Cette interruption fait rentrer miss Dedlock en faveur ; quant à sa remarque, elle était complétement superflue ; sir Leicester ne pose jamais sa candidature aux électeurs, que comme une commande avantageuse qu’ils doivent exécuter promptement, et se contente, pour les deux sièges moins importants qui lui appartiennent, de désigner les individus qui doivent les occuper, en signifiant à ses fournisseurs « de vouloir bien transformer ces matériaux en deux membres du parlement, et de les lui envoyer dès qu’ils seront terminés. »

« Je regrette cependant, Volumnia, continue le baronnet, d’avoir à vous dire que, dans beaucoup d’endroits, le peuple a montré un fort mauvais esprit, et que le gouvernement a rencontré, dans les lieux auxquels je fais allusion, une opposition du plus mauvais caractère.

— Les mmi-sé-rables ! répond miss Dedlock.

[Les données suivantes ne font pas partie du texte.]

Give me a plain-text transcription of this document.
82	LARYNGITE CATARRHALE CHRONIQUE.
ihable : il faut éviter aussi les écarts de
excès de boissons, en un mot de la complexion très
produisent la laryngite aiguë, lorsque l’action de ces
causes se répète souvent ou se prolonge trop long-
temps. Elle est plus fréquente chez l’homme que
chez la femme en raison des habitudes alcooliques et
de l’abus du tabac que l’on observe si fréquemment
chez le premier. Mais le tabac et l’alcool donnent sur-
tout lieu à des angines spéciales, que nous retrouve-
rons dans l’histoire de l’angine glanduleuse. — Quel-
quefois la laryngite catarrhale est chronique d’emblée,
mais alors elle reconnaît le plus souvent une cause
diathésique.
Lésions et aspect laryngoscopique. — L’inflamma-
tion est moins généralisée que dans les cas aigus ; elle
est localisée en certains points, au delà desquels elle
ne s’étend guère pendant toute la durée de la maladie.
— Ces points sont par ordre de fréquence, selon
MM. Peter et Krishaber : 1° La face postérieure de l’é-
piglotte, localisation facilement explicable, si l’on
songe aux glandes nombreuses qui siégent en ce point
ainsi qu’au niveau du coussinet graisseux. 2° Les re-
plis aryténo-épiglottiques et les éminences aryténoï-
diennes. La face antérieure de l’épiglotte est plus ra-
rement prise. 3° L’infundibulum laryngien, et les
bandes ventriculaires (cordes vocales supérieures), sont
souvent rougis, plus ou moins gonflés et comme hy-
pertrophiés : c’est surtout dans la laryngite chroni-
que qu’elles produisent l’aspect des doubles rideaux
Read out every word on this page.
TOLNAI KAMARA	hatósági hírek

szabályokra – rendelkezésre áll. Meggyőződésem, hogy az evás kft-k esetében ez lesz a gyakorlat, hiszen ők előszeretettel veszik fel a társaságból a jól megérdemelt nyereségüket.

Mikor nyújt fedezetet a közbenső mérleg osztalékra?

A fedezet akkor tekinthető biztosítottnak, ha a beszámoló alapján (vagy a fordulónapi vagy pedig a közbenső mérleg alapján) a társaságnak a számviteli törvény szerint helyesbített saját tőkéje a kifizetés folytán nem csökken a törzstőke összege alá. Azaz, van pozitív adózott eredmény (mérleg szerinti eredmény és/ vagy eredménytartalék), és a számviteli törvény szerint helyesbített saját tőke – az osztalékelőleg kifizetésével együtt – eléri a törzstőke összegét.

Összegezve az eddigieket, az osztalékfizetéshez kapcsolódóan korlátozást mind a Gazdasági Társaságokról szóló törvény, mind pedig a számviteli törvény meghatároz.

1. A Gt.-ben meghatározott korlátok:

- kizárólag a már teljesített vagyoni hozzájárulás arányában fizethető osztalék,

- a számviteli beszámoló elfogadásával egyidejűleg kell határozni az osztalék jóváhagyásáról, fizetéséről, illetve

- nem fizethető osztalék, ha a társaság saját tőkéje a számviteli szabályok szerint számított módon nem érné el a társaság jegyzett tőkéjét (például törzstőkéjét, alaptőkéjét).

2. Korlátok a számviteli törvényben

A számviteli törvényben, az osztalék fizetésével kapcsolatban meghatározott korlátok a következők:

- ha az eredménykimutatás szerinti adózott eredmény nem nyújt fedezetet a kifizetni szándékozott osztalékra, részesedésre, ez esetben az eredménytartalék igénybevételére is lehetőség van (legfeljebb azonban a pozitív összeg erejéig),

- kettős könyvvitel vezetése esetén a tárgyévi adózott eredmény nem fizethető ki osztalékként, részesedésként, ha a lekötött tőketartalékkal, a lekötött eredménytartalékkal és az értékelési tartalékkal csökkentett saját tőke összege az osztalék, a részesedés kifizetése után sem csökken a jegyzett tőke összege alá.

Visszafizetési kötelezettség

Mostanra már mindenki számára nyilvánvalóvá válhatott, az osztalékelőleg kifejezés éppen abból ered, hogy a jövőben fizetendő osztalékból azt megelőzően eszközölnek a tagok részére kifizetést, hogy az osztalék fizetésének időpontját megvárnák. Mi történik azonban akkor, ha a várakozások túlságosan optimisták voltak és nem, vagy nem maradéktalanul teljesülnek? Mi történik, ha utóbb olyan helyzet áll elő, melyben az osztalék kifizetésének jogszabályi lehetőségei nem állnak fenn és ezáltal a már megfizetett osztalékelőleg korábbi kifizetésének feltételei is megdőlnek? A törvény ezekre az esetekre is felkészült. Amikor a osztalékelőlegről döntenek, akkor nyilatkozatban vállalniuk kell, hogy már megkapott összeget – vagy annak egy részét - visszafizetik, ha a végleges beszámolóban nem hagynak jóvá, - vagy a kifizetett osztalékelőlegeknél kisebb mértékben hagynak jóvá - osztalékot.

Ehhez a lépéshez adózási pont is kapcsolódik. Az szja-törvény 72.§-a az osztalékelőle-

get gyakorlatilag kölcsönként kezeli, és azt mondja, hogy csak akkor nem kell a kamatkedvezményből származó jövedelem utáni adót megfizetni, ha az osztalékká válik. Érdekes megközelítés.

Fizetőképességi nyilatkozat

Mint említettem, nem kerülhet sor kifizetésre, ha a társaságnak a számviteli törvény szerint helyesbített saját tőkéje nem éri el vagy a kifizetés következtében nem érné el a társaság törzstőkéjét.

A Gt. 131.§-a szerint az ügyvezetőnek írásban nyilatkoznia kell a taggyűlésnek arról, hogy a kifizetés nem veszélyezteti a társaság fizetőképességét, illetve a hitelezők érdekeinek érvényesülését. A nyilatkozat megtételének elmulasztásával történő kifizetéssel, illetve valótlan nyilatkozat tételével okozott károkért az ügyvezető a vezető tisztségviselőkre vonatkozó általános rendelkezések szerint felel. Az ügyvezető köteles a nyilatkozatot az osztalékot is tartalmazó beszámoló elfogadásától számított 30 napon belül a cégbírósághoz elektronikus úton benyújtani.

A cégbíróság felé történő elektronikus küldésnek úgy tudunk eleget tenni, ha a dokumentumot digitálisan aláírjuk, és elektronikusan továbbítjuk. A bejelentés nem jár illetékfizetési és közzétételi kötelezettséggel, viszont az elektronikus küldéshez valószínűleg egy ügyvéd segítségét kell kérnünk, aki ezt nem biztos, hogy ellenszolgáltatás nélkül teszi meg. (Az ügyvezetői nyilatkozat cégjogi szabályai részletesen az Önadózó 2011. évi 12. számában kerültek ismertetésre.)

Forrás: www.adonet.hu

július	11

— Et même, poursuit le baronnet en promenant son regard sur les cousins dispersés autour du salon, dans la plupart des cas où le gouvernement l’a emporté sur les factieux (notons en passant que les Coodlistes sont toujours des factieux pour les Doodlistes, et réciproquement), la bonne cause, je souffre pour l’honneur de l’Angleterre d’être forcé de l’avouer, la bonne cause n’a triomphé qu’au moyen d’énormes sacrifices ; des centaines de mille livres ! » ajoute le baronnet d’un air profondément indigné.

Si miss Dedlock a un défaut, c’est d’être un peu naïve, qualité charmante à quinze ans, mais tant soit peu hors de mise avec le fard dont elle couvre ses joues.